Arada demire bakıyordum. Bana bir göz ucuyla bile bakmıyordu. Yüzünü her şeyini inceledim. Gözleri biraz küçük gibiydi. Oda yataktan benkm gibi yeni kalkmışa benziyordu. Daha düzeltmemiş olsada gayet havalı duruyordu. Burnu büyük değildi. Kısaca yüzü mükemmeldi.
"Seni okula yazdırdım güneş. Yarın sabah sekizde hazır ol. Sekiz buçukta ders başlıyor. Demirin arabasıyls gidersiniz okula. Sınıfın demirle aynı." Dedi. Nasıl yani? Demirle aynı mıydı yani?
Demir bir anda öksürdü. Yemek boğazında kalmış olmalıydı. Su içtikten sonra aysel hanıma dönüp, "ne? Anne ben bunla-"
Aysel hanım tekrar demirin sözünü keserek, "onun adı bu değil demir. Onun bir adı var, güneş. Ayrıca bu konuyu konuşmuştuk." Dedi."Anne zaten spor odamı mahvettin. Ona birşey demedim. Bari, okulda rahat bırakın." Dedi. O anda nihat bey bu kavgaya dahil oldu.
"Demir, o senin kardeşin sayılır. Böyle konuşman hiç hoş değil." Dedi nihat bey.
"Hayır baba,Üvey kardeşim." Diye düzeltti niaht beyi demir.
Demir sinirle masadan kalkıp yukarı çıktı. Bu beni biraz üzmüştü. Sanki odasını zorla almış gibiydim. Daha doğrusu çalmış gibi. Bundan rahatsız olmuştum.
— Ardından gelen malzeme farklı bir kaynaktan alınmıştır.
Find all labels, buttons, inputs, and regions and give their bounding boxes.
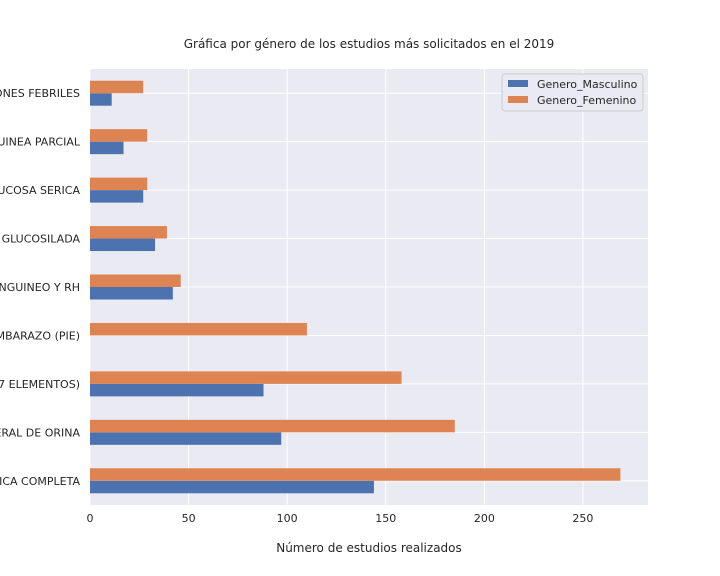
x-tick-label: 0 xyxy=(87,512,94,525)
bar-femenino xyxy=(90,322,307,336)
y-tick-label: ERAL DE ORINA xyxy=(0,426,80,439)
legend-swatch-femenino xyxy=(508,96,528,103)
x-tick-label: 250 xyxy=(572,512,593,525)
x-tick-labels: 0 50 100 150 200 250 xyxy=(87,512,594,525)
bar-femenino xyxy=(90,177,148,191)
x-tick-label: 50 xyxy=(182,512,196,525)
x-tick-label: 100 xyxy=(277,512,298,525)
y-tick-label: 7 ELEMENTOS) xyxy=(0,378,80,391)
x-axis-label: Número de estudios realizados xyxy=(276,541,462,555)
legend: Genero_Masculino Genero_Femenino xyxy=(501,73,644,112)
x-tick-label: 150 xyxy=(375,512,396,525)
y-tick-label: GLUCOSILADA xyxy=(2,233,81,246)
bar-masculino xyxy=(90,93,112,106)
bar-masculino xyxy=(90,141,124,155)
y-tick-label: UINEA PARCIAL xyxy=(0,136,81,149)
bar-femenino xyxy=(90,226,167,239)
legend-box xyxy=(501,73,644,112)
y-tick-label: MBARAZO (PIE) xyxy=(0,329,80,342)
bar-femenino xyxy=(90,371,402,384)
legend-swatch-masculino xyxy=(508,80,528,87)
y-tick-labels: ICA COMPLETA ERAL DE ORINA 7 ELEMENTOS) MBA… xyxy=(0,87,81,488)
bar-masculino xyxy=(90,287,173,300)
bar-femenino xyxy=(90,274,181,287)
bar-masculino xyxy=(90,190,144,203)
bars xyxy=(90,80,621,494)
y-tick-label: NGUINEO Y RH xyxy=(0,281,80,294)
bar-femenino xyxy=(90,80,144,94)
y-tick-label: ICA COMPLETA xyxy=(0,475,80,488)
chart-title: Gráfica por género de los estudios más s… xyxy=(184,37,555,51)
bar-masculino xyxy=(90,383,264,397)
bar-masculino xyxy=(90,238,156,252)
bar-masculino xyxy=(90,432,282,445)
x-tick-label: 200 xyxy=(474,512,495,525)
legend-label-masculino: Genero_Masculino xyxy=(537,78,638,91)
y-tick-label: ONES FEBRILES xyxy=(0,87,80,100)
bar-femenino xyxy=(90,468,621,481)
bar-femenino xyxy=(90,419,455,433)
legend-label-femenino: Genero_Femenino xyxy=(537,94,637,107)
y-tick-label: UCOSA SERICA xyxy=(0,184,80,197)
bar-femenino xyxy=(90,129,148,142)
bar-masculino xyxy=(90,480,374,494)
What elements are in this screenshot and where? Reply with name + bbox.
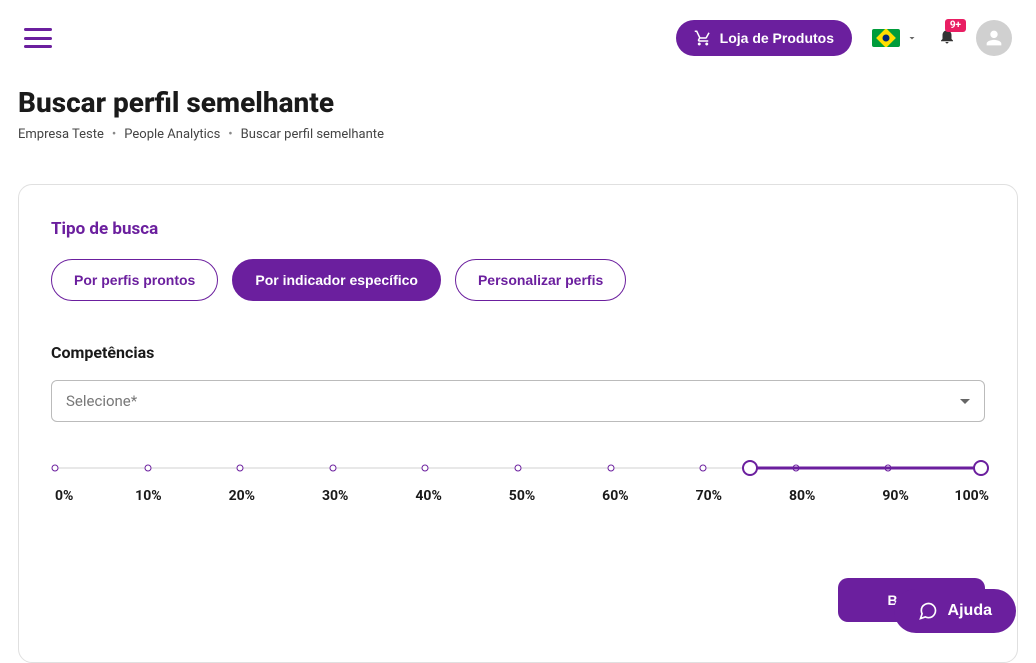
dropdown-arrow-icon [960, 399, 970, 404]
help-button[interactable]: Ajuda [894, 589, 1016, 633]
slider-tick-label: 10% [135, 488, 161, 504]
breadcrumb: Empresa Teste • People Analytics • Busca… [0, 127, 1036, 142]
slider-tick [237, 465, 244, 472]
slider-tick-label: 0% [55, 488, 73, 504]
slider-tick-label: 50% [509, 488, 535, 504]
notification-badge: 9+ [945, 19, 966, 32]
brazil-flag-icon [872, 29, 900, 47]
slider-tick-label: 70% [696, 488, 722, 504]
slider-tick-label: 60% [602, 488, 628, 504]
breadcrumb-separator: • [112, 127, 116, 142]
language-selector[interactable] [872, 29, 918, 47]
slider-tick [422, 465, 429, 472]
app-header: Loja de Produtos 9+ [0, 0, 1036, 68]
slider-handle-max[interactable] [973, 460, 989, 476]
notifications-button[interactable]: 9+ [938, 27, 956, 49]
breadcrumb-item[interactable]: Empresa Teste [18, 127, 104, 142]
slider-tick-label: 40% [415, 488, 441, 504]
slider-tick [144, 465, 151, 472]
cart-icon [694, 29, 712, 47]
slider-tick-label: 90% [882, 488, 908, 504]
competencies-select[interactable]: Selecione* [51, 380, 985, 422]
breadcrumb-separator: • [228, 127, 232, 142]
slider-tick-label: 20% [229, 488, 255, 504]
tab-ready-profiles[interactable]: Por perfis prontos [51, 259, 218, 301]
chat-icon [918, 601, 938, 621]
breadcrumb-item: Buscar perfil semelhante [241, 127, 384, 142]
store-button-label: Loja de Produtos [720, 30, 834, 46]
help-button-label: Ajuda [948, 602, 992, 620]
search-type-tabs: Por perfis prontos Por indicador específ… [51, 259, 985, 301]
search-card: Tipo de busca Por perfis prontos Por ind… [18, 184, 1018, 663]
tab-specific-indicator[interactable]: Por indicador específico [232, 259, 441, 301]
avatar[interactable] [976, 20, 1012, 56]
user-icon [983, 27, 1005, 49]
slider-tick-label: 30% [322, 488, 348, 504]
tab-custom-profiles[interactable]: Personalizar perfis [455, 259, 626, 301]
chevron-down-icon [906, 32, 918, 44]
select-placeholder: Selecione* [66, 392, 137, 410]
slider-tick [607, 465, 614, 472]
slider-handle-min[interactable] [742, 460, 758, 476]
slider-tick [515, 465, 522, 472]
slider-tick-label: 100% [955, 488, 989, 504]
competencies-label: Competências [51, 343, 985, 362]
slider-tick [329, 465, 336, 472]
slider-labels: 0% 10% 20% 30% 40% 50% 60% 70% 80% 90% 100% [55, 488, 989, 508]
breadcrumb-item[interactable]: People Analytics [124, 127, 220, 142]
search-type-label: Tipo de busca [51, 219, 985, 239]
store-button[interactable]: Loja de Produtos [676, 20, 852, 56]
range-slider: 0%10%20%30%40%50%60%70%80%90%100% [51, 458, 985, 508]
slider-tick-label: 80% [789, 488, 815, 504]
header-actions: Loja de Produtos 9+ [676, 20, 1012, 56]
page-title: Buscar perfil semelhante [0, 68, 1036, 127]
menu-icon[interactable] [24, 28, 52, 48]
slider-tick [700, 465, 707, 472]
slider-active-range [750, 467, 982, 470]
slider-tick [52, 465, 59, 472]
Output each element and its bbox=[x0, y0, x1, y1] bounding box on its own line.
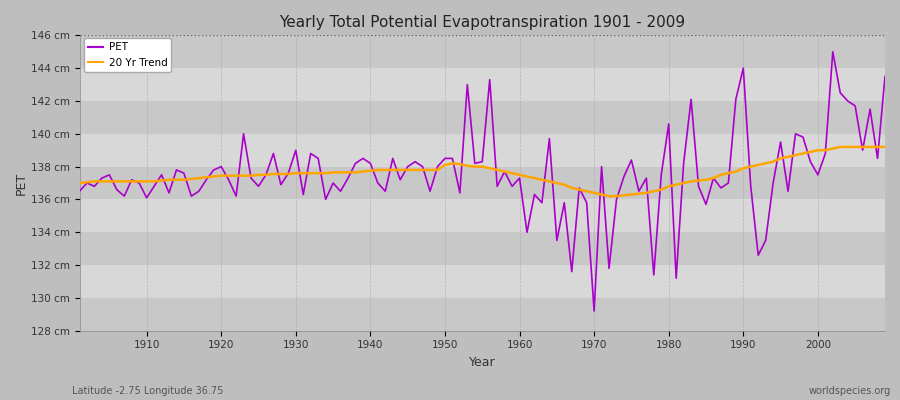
PET bbox=[589, 309, 599, 314]
Bar bbox=[79, 232, 885, 265]
Title: Yearly Total Potential Evapotranspiration 1901 - 2009: Yearly Total Potential Evapotranspiratio… bbox=[279, 15, 685, 30]
Bar bbox=[79, 35, 885, 68]
20 Yr Trend bbox=[343, 170, 354, 175]
20 Yr Trend bbox=[604, 194, 615, 198]
PET bbox=[343, 176, 354, 180]
PET bbox=[74, 189, 85, 194]
Bar bbox=[79, 167, 885, 200]
PET bbox=[134, 181, 145, 186]
Bar bbox=[79, 101, 885, 134]
20 Yr Trend bbox=[835, 144, 846, 149]
20 Yr Trend bbox=[611, 194, 622, 198]
Bar bbox=[79, 265, 885, 298]
20 Yr Trend bbox=[879, 144, 890, 149]
PET bbox=[827, 49, 838, 54]
PET bbox=[514, 176, 525, 180]
Bar bbox=[79, 134, 885, 167]
20 Yr Trend bbox=[134, 179, 145, 184]
Line: PET: PET bbox=[79, 52, 885, 311]
Line: 20 Yr Trend: 20 Yr Trend bbox=[79, 147, 885, 196]
Text: Latitude -2.75 Longitude 36.75: Latitude -2.75 Longitude 36.75 bbox=[72, 386, 223, 396]
20 Yr Trend bbox=[74, 181, 85, 186]
Bar bbox=[79, 68, 885, 101]
PET bbox=[879, 74, 890, 79]
Text: worldspecies.org: worldspecies.org bbox=[809, 386, 891, 396]
Bar bbox=[79, 298, 885, 331]
Legend: PET, 20 Yr Trend: PET, 20 Yr Trend bbox=[84, 38, 171, 72]
X-axis label: Year: Year bbox=[469, 356, 496, 369]
PET bbox=[507, 184, 517, 189]
Bar bbox=[79, 200, 885, 232]
20 Yr Trend bbox=[507, 171, 517, 176]
Y-axis label: PET: PET bbox=[15, 172, 28, 194]
20 Yr Trend bbox=[514, 172, 525, 177]
PET bbox=[298, 192, 309, 197]
PET bbox=[611, 197, 622, 202]
20 Yr Trend bbox=[298, 171, 309, 176]
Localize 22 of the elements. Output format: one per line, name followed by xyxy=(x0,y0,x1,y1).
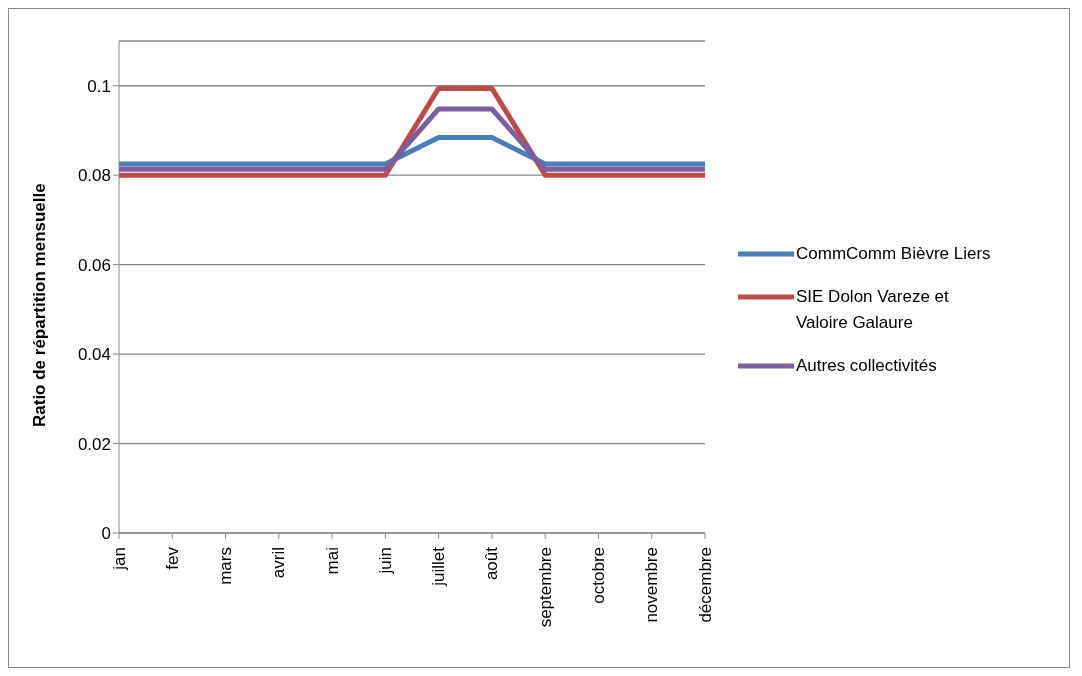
x-tick-label: juillet xyxy=(429,546,449,587)
x-tick-label: août xyxy=(482,546,502,581)
y-tick-label: 0.04 xyxy=(77,345,111,365)
x-tick-label: juin xyxy=(375,547,395,575)
y-tick-label: 0 xyxy=(101,524,111,544)
x-tick-label: mars xyxy=(216,547,236,585)
x-tick-label: octobre xyxy=(588,547,608,604)
legend-label: SIE Dolon Vareze et Valoire Galaure xyxy=(796,286,950,334)
y-tick-label: 0.08 xyxy=(77,166,111,186)
x-tick-label: mai xyxy=(322,547,342,575)
x-tick-label: jan xyxy=(109,547,129,571)
x-tick-label: décembre xyxy=(695,547,715,623)
legend-label: Autres collectivités xyxy=(796,355,937,377)
x-tick-label: novembre xyxy=(642,547,662,623)
y-axis-title: Ratio de répartition mensuelle xyxy=(30,183,50,427)
y-tick-label: 0.06 xyxy=(77,255,111,275)
y-tick-label: 0.1 xyxy=(87,76,111,96)
y-tick-label: 0.02 xyxy=(77,434,111,454)
x-tick-label: septembre xyxy=(535,547,555,628)
legend-label: CommComm Bièvre Liers xyxy=(796,243,991,265)
x-tick-label: avril xyxy=(269,547,289,579)
x-tick-label: fev xyxy=(162,546,182,570)
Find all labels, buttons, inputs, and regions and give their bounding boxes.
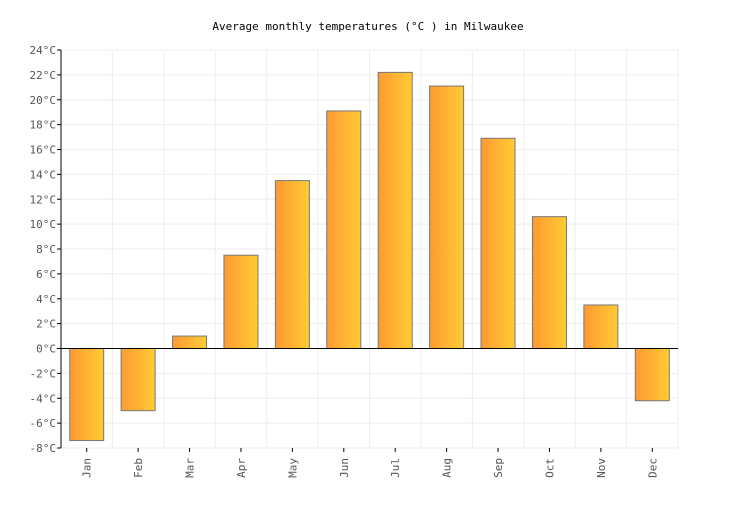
y-tick-label: 12°C xyxy=(30,193,57,206)
y-tick-label: -6°C xyxy=(30,417,57,430)
y-tick-label: 0°C xyxy=(36,343,56,356)
bar-nov xyxy=(583,304,619,349)
bar-jan xyxy=(69,348,105,442)
bar-feb xyxy=(120,348,156,412)
y-tick-label: -8°C xyxy=(30,442,57,455)
y-tick-label: 8°C xyxy=(36,243,56,256)
y-tick-label: 20°C xyxy=(30,94,57,107)
x-tick-label: Jul xyxy=(389,458,402,478)
x-tick-label: Jan xyxy=(81,458,94,478)
bar-mar xyxy=(172,335,208,349)
y-tick-label: -4°C xyxy=(30,392,57,405)
y-tick-label: 16°C xyxy=(30,144,57,157)
x-tick-label: Jun xyxy=(338,458,351,478)
x-tick-label: Mar xyxy=(184,458,197,478)
bar-apr xyxy=(223,254,259,349)
x-tick-label: Nov xyxy=(595,458,608,478)
x-tick-label: Apr xyxy=(235,458,248,478)
x-tick-label: Feb xyxy=(132,458,145,478)
y-tick-label: 2°C xyxy=(36,318,56,331)
x-tick-label: Dec xyxy=(646,458,659,478)
y-tick-label: 6°C xyxy=(36,268,56,281)
y-tick-label: -2°C xyxy=(30,367,57,380)
y-tick-label: 10°C xyxy=(30,218,57,231)
y-tick-label: 14°C xyxy=(30,168,57,181)
bar-aug xyxy=(429,85,465,349)
y-tick-label: 22°C xyxy=(30,69,57,82)
bar-may xyxy=(274,180,310,349)
bar-sep xyxy=(480,137,516,349)
bar-dec xyxy=(634,348,670,402)
x-tick-label: Aug xyxy=(441,458,454,478)
y-tick-label: 24°C xyxy=(30,44,57,57)
x-tick-label: May xyxy=(286,458,299,478)
y-tick-label: 18°C xyxy=(30,119,57,132)
bar-jun xyxy=(326,110,362,349)
y-tick-label: 4°C xyxy=(36,293,56,306)
bar-jul xyxy=(377,71,413,349)
x-tick-label: Sep xyxy=(492,458,505,478)
x-tick-label: Oct xyxy=(543,458,556,478)
chart-title: Average monthly temperatures (°C ) in Mi… xyxy=(212,20,523,33)
bar-oct xyxy=(531,216,567,349)
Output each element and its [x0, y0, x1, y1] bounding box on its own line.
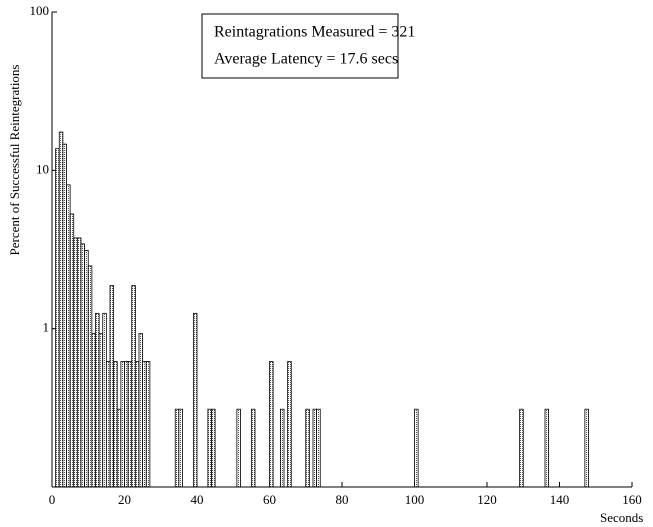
info-line: Average Latency = 17.6 secs	[214, 51, 398, 68]
bar	[87, 265, 93, 488]
x-axis-label: Seconds	[600, 510, 643, 525]
bar	[109, 285, 115, 488]
bar	[120, 361, 125, 488]
x-tick-label: 140	[550, 492, 570, 507]
bar	[279, 408, 285, 488]
bar	[80, 243, 86, 488]
bar	[287, 361, 292, 488]
bar	[192, 312, 198, 488]
bar	[134, 361, 140, 488]
bar	[127, 361, 133, 488]
bar	[131, 285, 136, 488]
bar	[312, 408, 318, 488]
bar	[316, 408, 321, 488]
bar	[305, 408, 310, 488]
bar	[58, 131, 64, 488]
x-tick-label: 40	[191, 492, 204, 507]
bar	[95, 312, 100, 488]
bar	[124, 361, 129, 488]
x-tick-label: 0	[49, 492, 56, 507]
bar	[178, 408, 183, 488]
bar	[62, 143, 67, 488]
y-tick-label: 100	[30, 3, 50, 18]
bar	[236, 408, 241, 488]
info-line: Reintagrations Measured = 321	[214, 24, 415, 41]
bar	[544, 408, 550, 488]
x-tick-label: 60	[263, 492, 276, 507]
bar	[269, 361, 274, 488]
bar	[113, 361, 118, 488]
bar	[73, 237, 78, 488]
y-tick-label: 10	[36, 161, 49, 176]
x-tick-label: 120	[477, 492, 497, 507]
bar	[91, 333, 96, 488]
x-tick-label: 80	[336, 492, 349, 507]
bar	[69, 213, 75, 488]
y-axis-label: Percent of Successful Reintegrations	[7, 65, 22, 256]
bar	[98, 333, 104, 488]
x-tick-label: 100	[405, 492, 425, 507]
bar	[174, 408, 180, 488]
bar	[584, 408, 589, 488]
bar	[211, 408, 216, 488]
bar	[250, 408, 256, 488]
bar	[84, 250, 89, 488]
x-tick-label: 20	[118, 492, 131, 507]
bar	[414, 408, 419, 488]
bar	[102, 312, 107, 488]
x-tick-label: 160	[622, 492, 642, 507]
bar	[142, 361, 147, 488]
bar	[66, 184, 71, 488]
y-tick-label: 1	[43, 320, 50, 335]
bar	[145, 361, 151, 488]
bar	[519, 408, 524, 488]
info-box	[201, 13, 399, 79]
bar	[105, 361, 111, 488]
bar	[207, 408, 212, 488]
bar	[138, 333, 144, 488]
bar	[55, 148, 60, 488]
bar	[116, 408, 122, 488]
bar	[76, 237, 82, 488]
"Güneş, sen sakın alınma tamam mı tatlım. O şimdi biraz sinirli bir sebepten dolayı. O yüzden her seferinde sana patlıyor." Dedi. Ben de gülümseyerek, "önemli değil. Okur böyle şeyler. Ben doydum, size afiyet olsun." Diyerek masadan kalktım.
Aysel hanımın "bir lokma atsaydın ağzına." Dediğini duymamazlıktan gelerek odama çıktım. Ben ne halt edecektim şimdi. Beni istemiyordu işte. Daha haberi bile yokmuş aynı sınıfta olduğumuza.
Bu mevzuyu daha fazla düşünmek istemiyordum. Elime telefonumu alıp, hazal'ı aradım. Hazalda benim en yakın arkadaşımdı. Ve şu anda burda, beni evlatlık aldıklarını bilmiyordu. Şimdi söyleyecektim.
"Alo? Naber güneş? Napıyosun? İyi misin?" Dedi o tatlı sesiyle.
"İyiyim hazal. Sana bir şey söylemem gerekiyor." Dedim.
Tabii onun meraklılığı var birde.
"Söyle, dinliyorum." Dedi.
"Beni evlatlık aldılar." Diye hızlıca söyleyip, dudağımı ısırdım.
"Anlamadımm?" Dedi.
"Hazal bak ben burda iyiyim tamam mı sakın endişelenme. Hem yetimhanaye gitmekten iyi mi?" Dedim.
"Güneş, ben zaten biliyorum." Dediğinde gözlerimi kocaman açarak ona merakla soru yağmuruna tuttum.
"Nasıl yani?kimden öğrendin? Kim söyledi? Ne zaman öğrendin?" Diye sordum.
"Dur biraz sakin ol. Apartmandan öğrendim. Sedef abla balkondan seni bavulunla çıkarken görmüş. Bir sarı saçlı kadının yeni aileniz dediğini duymuş. Sedef abladan öğrendim yani." Dedi.
"Ee yeni ailen nasıl? Üvey kardeş falan var mı?" Dedi tekrar.
"Yeni ailem iyi. Okulada yazdırmışlar beni. Ve ayrıca bir üvey kardeşim var. Yani üvey abim. Ve ondan nefret ediyorum. Baya da yakışıklı ama bir o kadar da uyuz."dedim.
"Üvey abi ha? Hıı, üvey abilerle ve evlatlık alınan kızlar çoğunlukla sevgili oluyorlarmış." Dediğinde sinirlendim.
"Hazal." Dedim 'a' harfini uzatarak.
"Tamam ya, ne kızıyorsun? Altüstü bir sevgili de-"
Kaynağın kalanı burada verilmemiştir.